As such, tenant organizations operate in relation to courts, lawyers, and the law.
This Essay demonstrates the five main mechanisms through which tenant organizations engage the civil legal system: (1) partnerships and collaborations with lawyers and legal organizations, (2) the provision of court support to tenants in need, (3) oversight of court processes, (4) interaction with court and government officials, and (5) direct action to disrupt court practices and outcomes. Identifying and understanding these mechanisms advances knowledge of an important avenue through which ordinary people within race–class subjugated communities
can exercise agency within civil legal processes that can be alienating, difficult, and disempowering.
Going beyond these five mechanisms of direct engagement with civil legal processes, tenant organizations also pick up where the civil legal system leaves off,
filling some of the gaping chasms that civil law leaves exposed,
and pushing toward structural change in policy.
In these ways, local organizations build toward new possibilities and plant seeds of transformed power dynamics in the American political economy.
Ultimately, tenant organizations participate in civil legal processes in ways that buttress democracy.

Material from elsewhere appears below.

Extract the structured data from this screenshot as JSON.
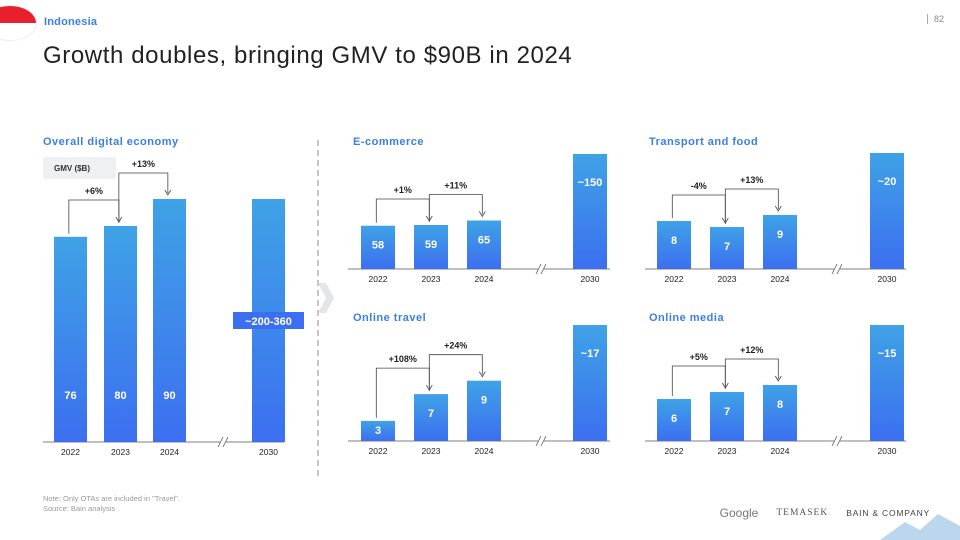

The remainder of this Essay proceeds as follows: As background, Part I contextualizes the role of (nonlegal) local organizations in civil legal processes and posits housing as a key arena for understanding how such organizations engage the civil legal system. Part II draws on in-depth qualitative interviews to detail the five ways that local organizations work within the civil legal system and to mark the limits of their ability to do so. Part III considers the democratic implications of local organizations as key institutions operating within and beyond the civil legal structures.